Based on inspiration from @Scott. Made a layer the same size as the circle. Filled it with black. Moved it 1/2 way to the left (1/2 off screen, 1/2 overlap half circle) Cut out the half circle from the black layer Made 2nd layer, filled it with black and moved it fully off screen to the left. Transformed first black layer using left most middle handle all the way to the right. Moved second black layer to the right simultaneously (needed because the first layer eventually revealed the white circle underneath it since it shrunk toward 0 width.
UPDATE The following gif incorporates the solution above. It is not accurate for the reasons @user287001 points out, but it is sufficient for showing to my class of Sixth Graders.
Figuring out how to transform the rotating moon (while keeping the white part always facing right - toward the sun) was another problem I couldn't solve. I could rotate it perfectly around the center point with the white part always facing in. What is posted has a 3d moon that is manually transformed about 70 time to the approximate position - that is why it is slightly jumpy.
Using a simple black circle, moved to be off the canvas to start. Simply add key markers for
Position at the start and end....
Or.. if you need the opposing, half-circle, sort of mask, create a long shape and a half-circle cut out of the right side, then animate it the same way... (Note the above image is actually more correct as to how the moon phases would appear/hide, but I included this to match your question.)
You could feasibly do either of these with a mask on the Moon layer and then animate the mask. You would simply need a background layer in that case.
And, of course, if you want to merely animate the moon moving right, all you need to do is animate that layer and add an appropriate static background layer which gets "uncovered" as the moon moves...
To get it right geometrically and in time, too, you can work with Illustrators or Photoshop's 3D. The next example is in Illustrator, A half-circle is revolved to sphere with 3D revolution effect and a half-black rectangle is mapped onto it. The other half is cyan to make it visible against my white artboard without shading:
In the next image the mapped "art" is scaled to fit. The viewing angles can be changed to fit with all possible views.
Your example view with apparent poles on the top and bottom needs only one angle to be other than zero. You can change it say 12 degree steps from 0 to 360 to get one full cycle as 30 snapshots. You can copy and paste every version to a different Photoshop layer.
Reopen the view setting dialog by clicking "3D Revolve" in the Appearance panel
I said "right in time, too". If you make the frames with uniform rotation angle steps the apparent velocity of the light-dark edge changes right. It's fastest at half-moon and slowest at full and new moons.
Scientifically this is only a coarse approximation because it doesn't take into the account the full complexity of moon's orbit, not even the orbital motion of the earth. But it's more realistic than any linear movement or scaling with a constant speed.

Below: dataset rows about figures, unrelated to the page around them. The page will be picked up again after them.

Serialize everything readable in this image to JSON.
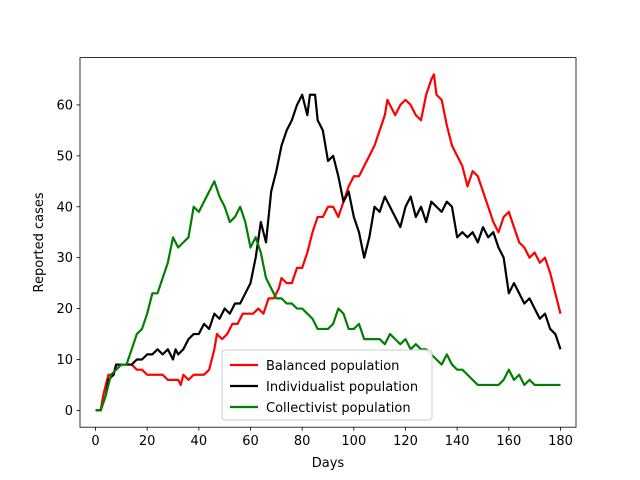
{
  "chart_data": {
    "type": "line",
    "title": "",
    "xlabel": "Days",
    "ylabel": "Reported cases",
    "xlim": [
      -6,
      186
    ],
    "ylim": [
      -3.3,
      69.3
    ],
    "xticks": [
      0,
      20,
      40,
      60,
      80,
      100,
      120,
      140,
      160,
      180
    ],
    "yticks": [
      0,
      10,
      20,
      30,
      40,
      50,
      60
    ],
    "grid": false,
    "legend_position": "lower-center",
    "series": [
      {
        "name": "Balanced population",
        "color": "#ff0000",
        "points": [
          [
            0,
            0
          ],
          [
            2,
            0
          ],
          [
            3,
            3
          ],
          [
            4,
            5
          ],
          [
            5,
            7
          ],
          [
            7,
            7
          ],
          [
            8,
            9
          ],
          [
            10,
            9
          ],
          [
            12,
            9
          ],
          [
            14,
            9
          ],
          [
            16,
            8
          ],
          [
            18,
            8
          ],
          [
            20,
            7
          ],
          [
            22,
            7
          ],
          [
            24,
            7
          ],
          [
            26,
            7
          ],
          [
            28,
            6
          ],
          [
            30,
            6
          ],
          [
            32,
            6
          ],
          [
            33,
            5
          ],
          [
            34,
            7
          ],
          [
            36,
            6
          ],
          [
            38,
            7
          ],
          [
            40,
            7
          ],
          [
            42,
            7
          ],
          [
            44,
            8
          ],
          [
            46,
            12
          ],
          [
            47,
            15
          ],
          [
            49,
            14
          ],
          [
            51,
            15
          ],
          [
            53,
            17
          ],
          [
            55,
            17
          ],
          [
            57,
            19
          ],
          [
            59,
            19
          ],
          [
            61,
            19
          ],
          [
            63,
            20
          ],
          [
            65,
            19
          ],
          [
            67,
            22
          ],
          [
            69,
            22
          ],
          [
            71,
            24
          ],
          [
            72,
            26
          ],
          [
            74,
            25
          ],
          [
            76,
            25
          ],
          [
            78,
            28
          ],
          [
            80,
            28
          ],
          [
            82,
            31
          ],
          [
            84,
            35
          ],
          [
            86,
            38
          ],
          [
            88,
            38
          ],
          [
            90,
            40
          ],
          [
            92,
            40
          ],
          [
            94,
            38
          ],
          [
            96,
            41
          ],
          [
            98,
            44
          ],
          [
            100,
            46
          ],
          [
            102,
            46
          ],
          [
            104,
            48
          ],
          [
            106,
            50
          ],
          [
            108,
            52
          ],
          [
            110,
            55
          ],
          [
            112,
            58
          ],
          [
            113,
            61
          ],
          [
            114,
            60
          ],
          [
            116,
            58
          ],
          [
            118,
            60
          ],
          [
            120,
            61
          ],
          [
            122,
            60
          ],
          [
            124,
            58
          ],
          [
            126,
            57
          ],
          [
            128,
            62
          ],
          [
            130,
            65
          ],
          [
            131,
            66
          ],
          [
            132,
            62
          ],
          [
            134,
            61
          ],
          [
            136,
            56
          ],
          [
            138,
            52
          ],
          [
            140,
            50
          ],
          [
            142,
            48
          ],
          [
            144,
            44
          ],
          [
            146,
            47
          ],
          [
            148,
            46
          ],
          [
            150,
            43
          ],
          [
            152,
            40
          ],
          [
            154,
            37
          ],
          [
            156,
            35
          ],
          [
            158,
            38
          ],
          [
            160,
            39
          ],
          [
            162,
            36
          ],
          [
            164,
            33
          ],
          [
            166,
            32
          ],
          [
            168,
            30
          ],
          [
            170,
            31
          ],
          [
            172,
            29
          ],
          [
            174,
            30
          ],
          [
            176,
            27
          ],
          [
            178,
            23
          ],
          [
            180,
            19
          ]
        ]
      },
      {
        "name": "Individualist population",
        "color": "#000000",
        "points": [
          [
            0,
            0
          ],
          [
            2,
            0
          ],
          [
            4,
            3
          ],
          [
            5,
            6
          ],
          [
            7,
            7
          ],
          [
            8,
            9
          ],
          [
            10,
            9
          ],
          [
            12,
            9
          ],
          [
            14,
            9
          ],
          [
            16,
            10
          ],
          [
            18,
            10
          ],
          [
            20,
            11
          ],
          [
            22,
            11
          ],
          [
            24,
            12
          ],
          [
            26,
            11
          ],
          [
            28,
            12
          ],
          [
            30,
            10
          ],
          [
            31,
            12
          ],
          [
            32,
            11
          ],
          [
            34,
            12
          ],
          [
            36,
            14
          ],
          [
            38,
            15
          ],
          [
            40,
            15
          ],
          [
            42,
            17
          ],
          [
            44,
            16
          ],
          [
            46,
            19
          ],
          [
            48,
            18
          ],
          [
            50,
            20
          ],
          [
            52,
            19
          ],
          [
            54,
            21
          ],
          [
            56,
            21
          ],
          [
            58,
            23
          ],
          [
            60,
            25
          ],
          [
            62,
            30
          ],
          [
            64,
            37
          ],
          [
            66,
            33
          ],
          [
            68,
            43
          ],
          [
            70,
            47
          ],
          [
            72,
            52
          ],
          [
            74,
            55
          ],
          [
            76,
            57
          ],
          [
            78,
            60
          ],
          [
            80,
            62
          ],
          [
            82,
            58
          ],
          [
            83,
            62
          ],
          [
            85,
            62
          ],
          [
            86,
            57
          ],
          [
            88,
            55
          ],
          [
            90,
            49
          ],
          [
            92,
            50
          ],
          [
            94,
            46
          ],
          [
            96,
            41
          ],
          [
            98,
            43
          ],
          [
            100,
            38
          ],
          [
            102,
            35
          ],
          [
            104,
            30
          ],
          [
            106,
            34
          ],
          [
            108,
            40
          ],
          [
            110,
            39
          ],
          [
            112,
            42
          ],
          [
            114,
            40
          ],
          [
            116,
            38
          ],
          [
            118,
            36
          ],
          [
            120,
            40
          ],
          [
            122,
            42
          ],
          [
            124,
            38
          ],
          [
            126,
            40
          ],
          [
            128,
            37
          ],
          [
            130,
            41
          ],
          [
            132,
            40
          ],
          [
            134,
            39
          ],
          [
            136,
            41
          ],
          [
            138,
            40
          ],
          [
            140,
            34
          ],
          [
            142,
            35
          ],
          [
            144,
            34
          ],
          [
            146,
            35
          ],
          [
            148,
            33
          ],
          [
            150,
            36
          ],
          [
            152,
            34
          ],
          [
            154,
            35
          ],
          [
            156,
            32
          ],
          [
            158,
            30
          ],
          [
            160,
            23
          ],
          [
            162,
            25
          ],
          [
            164,
            23
          ],
          [
            166,
            21
          ],
          [
            168,
            22
          ],
          [
            170,
            20
          ],
          [
            172,
            18
          ],
          [
            174,
            19
          ],
          [
            176,
            16
          ],
          [
            178,
            15
          ],
          [
            180,
            12
          ]
        ]
      },
      {
        "name": "Collectivist population",
        "color": "#008000",
        "points": [
          [
            0,
            0
          ],
          [
            2,
            0
          ],
          [
            4,
            3
          ],
          [
            6,
            7
          ],
          [
            8,
            8
          ],
          [
            10,
            9
          ],
          [
            12,
            9
          ],
          [
            14,
            12
          ],
          [
            16,
            15
          ],
          [
            18,
            16
          ],
          [
            20,
            19
          ],
          [
            22,
            23
          ],
          [
            24,
            23
          ],
          [
            26,
            26
          ],
          [
            28,
            29
          ],
          [
            30,
            34
          ],
          [
            32,
            32
          ],
          [
            34,
            33
          ],
          [
            36,
            34
          ],
          [
            38,
            40
          ],
          [
            40,
            39
          ],
          [
            42,
            41
          ],
          [
            44,
            43
          ],
          [
            46,
            45
          ],
          [
            48,
            42
          ],
          [
            50,
            40
          ],
          [
            52,
            37
          ],
          [
            54,
            38
          ],
          [
            56,
            40
          ],
          [
            58,
            37
          ],
          [
            60,
            32
          ],
          [
            62,
            34
          ],
          [
            64,
            31
          ],
          [
            66,
            26
          ],
          [
            68,
            24
          ],
          [
            70,
            22
          ],
          [
            72,
            22
          ],
          [
            74,
            21
          ],
          [
            76,
            21
          ],
          [
            78,
            20
          ],
          [
            80,
            20
          ],
          [
            82,
            19
          ],
          [
            84,
            18
          ],
          [
            86,
            16
          ],
          [
            88,
            16
          ],
          [
            90,
            16
          ],
          [
            92,
            17
          ],
          [
            94,
            20
          ],
          [
            96,
            19
          ],
          [
            98,
            16
          ],
          [
            100,
            16
          ],
          [
            102,
            17
          ],
          [
            104,
            14
          ],
          [
            106,
            14
          ],
          [
            108,
            14
          ],
          [
            110,
            14
          ],
          [
            112,
            13
          ],
          [
            114,
            15
          ],
          [
            116,
            14
          ],
          [
            118,
            13
          ],
          [
            120,
            14
          ],
          [
            122,
            12
          ],
          [
            124,
            13
          ],
          [
            126,
            12
          ],
          [
            128,
            12
          ],
          [
            130,
            11
          ],
          [
            132,
            10
          ],
          [
            134,
            9
          ],
          [
            136,
            11
          ],
          [
            138,
            9
          ],
          [
            140,
            8
          ],
          [
            142,
            8
          ],
          [
            144,
            7
          ],
          [
            146,
            6
          ],
          [
            148,
            5
          ],
          [
            150,
            5
          ],
          [
            152,
            5
          ],
          [
            154,
            5
          ],
          [
            156,
            5
          ],
          [
            158,
            6
          ],
          [
            160,
            8
          ],
          [
            162,
            6
          ],
          [
            164,
            7
          ],
          [
            166,
            5
          ],
          [
            168,
            6
          ],
          [
            170,
            5
          ],
          [
            172,
            5
          ],
          [
            174,
            5
          ],
          [
            176,
            5
          ],
          [
            178,
            5
          ],
          [
            180,
            5
          ]
        ]
      }
    ]
  }
}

I'm sure people who use advanced video editors would make this directly as video in their program with the same 3D effect + by defining the rotation. It's out of the scope of this answer.
ADD: This was not asked, but Illustrator can also produce exact orbital motion diagram. Object > Transform > Rotate makes exact and easily repeatable (=Ctrl+D) rotations.
The magenta circle is only for the convenience. It's actually colorless and strokeless, it only is there to make the shape symmetric for consistent rotation without a need to set the center.
The original black shape is duplicated (=Alt+Drag) and placed on each rotated version. It snaps exactly in Illustrator if there's Smart Guides ON.